A posteriori è una soluzione della difficile allegoria che può adattarsi al film, ma che forse non viene in mente in modo spontaneo guardandolo. Infatti, la storia del poeta e della sua amata ispiratrice che accolgono strani ospiti invadenti (che brulicano nell’ambiente aumentando di numero fino a vandalizzare la casa e poi renderla scenario di guerra) risucchia lo spettatore in scene tanto simboliche quanto da sogno febbricitante. E non sorprende che ci sia chi sostiene che l’intera allegoria sia in realtà priva di significato, disturbante e basta.

Proviamo a seguire questa idea.
La forza disturbante di Madre! è indiscussa, è un esplicito intento dell’autore dell’opera. Ma se ci si concentra sul dettaglio dello sguardo della protagonista, che appare in insistite inquadrature sempre mesto e spaventato, sgomento e compassionevole, allora viene in mente che l’intera vicenda può essere interpretata come un incubo di lei.

Come qualcosa che accade non tanto nella sua vita quanto nella sua mente. Soprattutto perché lo spettatore è sempre legato alla prospettiva della Lawrence, isolata rispetto a tutti gli altri personaggi, che in un modo o nell’altro agiscono diversamente da lei o contro di lei.

Jennifer Lawrence in una scena del film.

Allora sono vere entrambe le affermazioni. Il film narra una storia simbolica che può anche non avere una decifrazione del simbolo, come spesso non c’è un’unica decifrazione dei nostri incubi.

Come nel precedente film Il cigno nero, anche qui tornano i temi dell’angoscia dettata dalle pressioni sociali (in questo caso legate alla giovinezza e alla maternità) e della forza perturbante della vita autonoma dell’inconscio: questa altro non è che una delle possibili letture, che non contraddice le altre. Se, quasi fisicamente, il corpo è ciò che sta sotto la pelle e la mente è ciò che sta sotto la coscienza, allora Aronofsky riconosce la carica intrinseca di immagini di sangue, ferite e corpi distrutti. E per evidenziarlo in modo estremo tutto si fa organico: anche la mente è corpo che sanguina.

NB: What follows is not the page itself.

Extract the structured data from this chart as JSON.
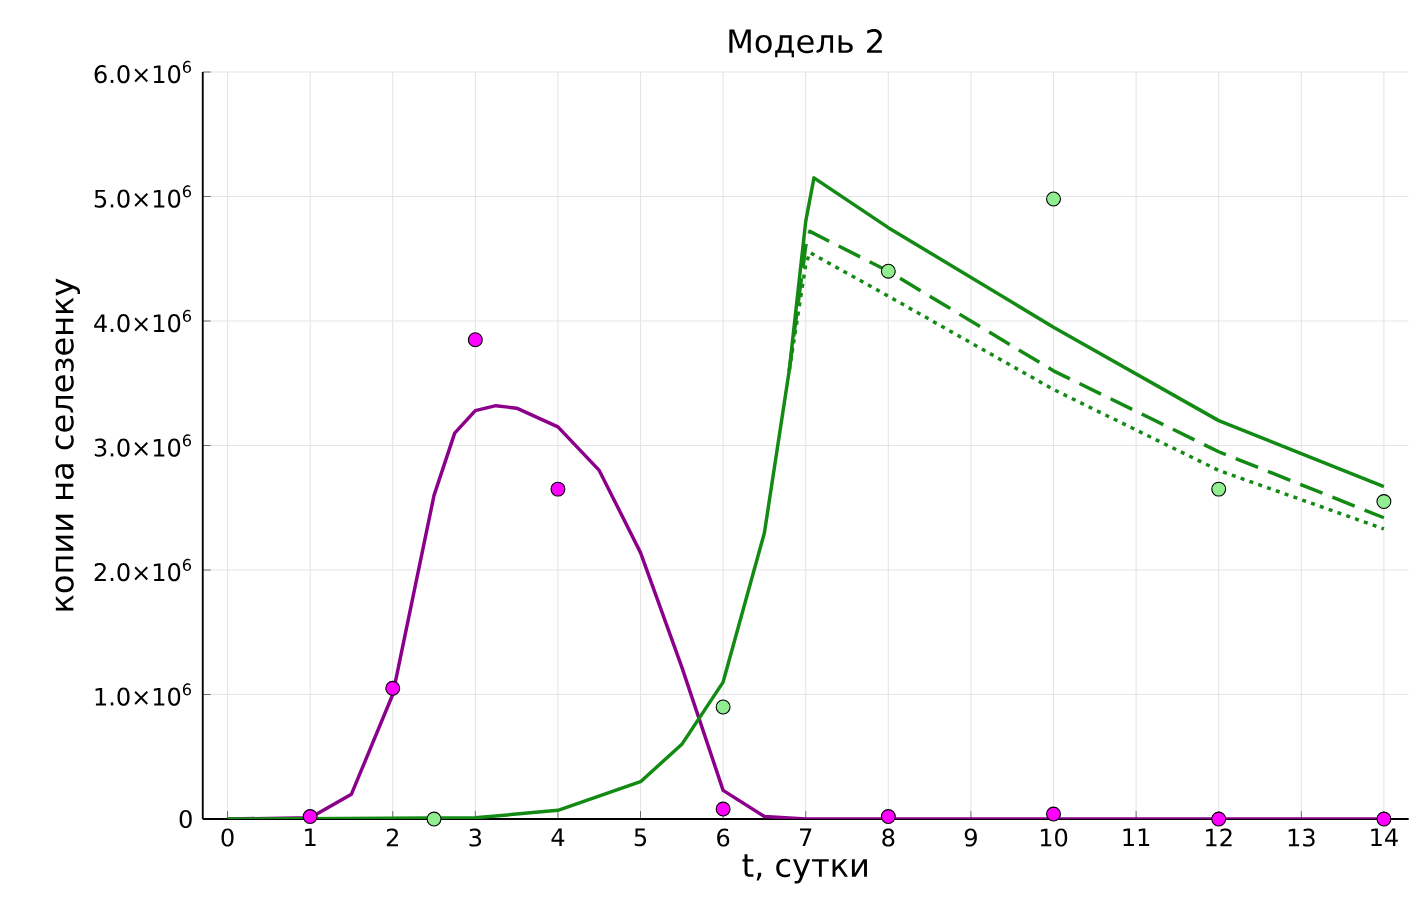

La casa (forse simbolo della Terra, in ogni caso simbolo della protagonista: alla fine del film Javier Bardem dice alla Lawrence: «Io sono chi sono, tu eri la casa») si fa corpo organico: dai gabinetti emergono organi, le lampadine esplodono colme di sangue, il parquet si apre come ferite.

Probabilmente il regista unisce in questo film-allucinazione il tema della violenza sul pianeta col tema della violenza della natura in senso lato, rappresentandolo attraverso quello che Freud chiamava il perturbante: ciò che abita il nostro inconscio, ma che percepiamo come estraneo.

In Madre! la violenza e la distruzione sono sempre estranee, altrui, e sono rese visibili dalla terribile umanità che invade il terreno di casa propria, (lei per tutto il film continua a chiedere al marito perché mai si lasciano entrare tutti questi estranei) i propri spazi, il proprio corpo: come il sangue di qualche sconosciuto che sporca la faccia della protagonista nella scena del parto.

Ma resta il dubbio che tutto il film non sia altro che una delirante allucinazione della protagonista inseguita dalle proprie paure, come quella di non essere abbastanza per l’uomo che ama, oltre che la paura della figura del suo compagno che diventa un mostro. O la paura dell’alterità in senso lato.

Anche accettando la lettura “ufficiale” del film, la Natura è personificata da una donna tormentata dalla propria interiorità quanto la protagonista de Il cigno nero, e questa è la parte che continua forse a funzionare del mondo ossessionato e ossessionante di Darren Aronofsky.